Logo de início, o filme tem o logotipo de Tarantino, com os créditos iniciais ao som de uma música que nos remente a Kill Bill, e letras que o cineasta usa como sempre em seus trabalhos. Com a divisão de capítulos de sempre, o filme conta a história de um grupo de soldados liderados pelo tenente Aldo Raine( Brad Pitt), que têm um objetivo apenas: matar nazistas e arrancar seus escalpos (e acreditem, essa última parte é mostrada de maneira bem explícita =D). Em outro hemisfério da trama, gira o plano de vingança de Shosanna Dreyfus, dona de um cinema(Mélanie Laurent), que assistiu a família ser morta pelo ''Caçador de Judeus" Coronel Hans Landa(Christoph Waltz), e planeja sua vingança . Esses dois hemisférios seguem numa rota de encontro, que o filme se encarrega de contar. E conta muito bem. Todo o caminho que o roteiro traça para que suas duas horas e meia se completem não é demorado ou complicado. As cenas, em si, não são muitas, porém longas,mas nem um pouco cansativas.

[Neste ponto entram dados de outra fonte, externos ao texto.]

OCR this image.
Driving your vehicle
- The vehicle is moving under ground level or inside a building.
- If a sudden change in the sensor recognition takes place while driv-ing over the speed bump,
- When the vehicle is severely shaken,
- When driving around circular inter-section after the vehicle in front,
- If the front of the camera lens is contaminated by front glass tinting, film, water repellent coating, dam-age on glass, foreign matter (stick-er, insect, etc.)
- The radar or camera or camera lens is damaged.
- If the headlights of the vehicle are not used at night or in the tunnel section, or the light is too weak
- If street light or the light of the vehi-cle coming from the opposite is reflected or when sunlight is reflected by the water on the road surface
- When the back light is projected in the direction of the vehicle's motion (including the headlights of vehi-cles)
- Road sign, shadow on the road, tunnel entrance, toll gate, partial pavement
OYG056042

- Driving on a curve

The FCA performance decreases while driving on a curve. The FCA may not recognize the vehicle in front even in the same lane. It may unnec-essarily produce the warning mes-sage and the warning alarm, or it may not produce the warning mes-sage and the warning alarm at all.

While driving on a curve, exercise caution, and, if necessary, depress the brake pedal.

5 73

O roteiro, aliás, é um dos mais corajosos já feitos no que diz respeito a ''respeito aos fatos ocorridos''. Como dito no início desse texto, é preciso ter muita personalidade, coragem e criatividade para fazer um filme como esse surgir. Tratar de temas tão famosos como o nazismo e a Guerra de maneira particular é coisa de gênio. O filme não se inibe, por exemplo, em mostrar várias vezes, a figura de Hitler, como personagem, o que geralmente não se faz em filmes, livros ou quadrinhos que tratam o tema nazismo. O maior trunfo deste filme portanto é o roteiro, que reescreve muitas páginas da História à moda de Tarantino, como um nerd gostaria de ver.Por falar em nerd, aliás, o diretor honra sua nerdice, e faz referências incessantes ao cinema. As soluções, os motivos ,as desculpas, tudo tem um esbarrão cinematográfico. Quando um personagem diz ser quem não é, por exemplo, usa como desculpa '' eu participei do filme tal...você não viu?". Todas essa referencias incomodariam se fossem colocadas por um outro realizador, mas sendo colocadas de maneira jeitosa e divertida, elas ajudam o filme a ficar muito mais cool.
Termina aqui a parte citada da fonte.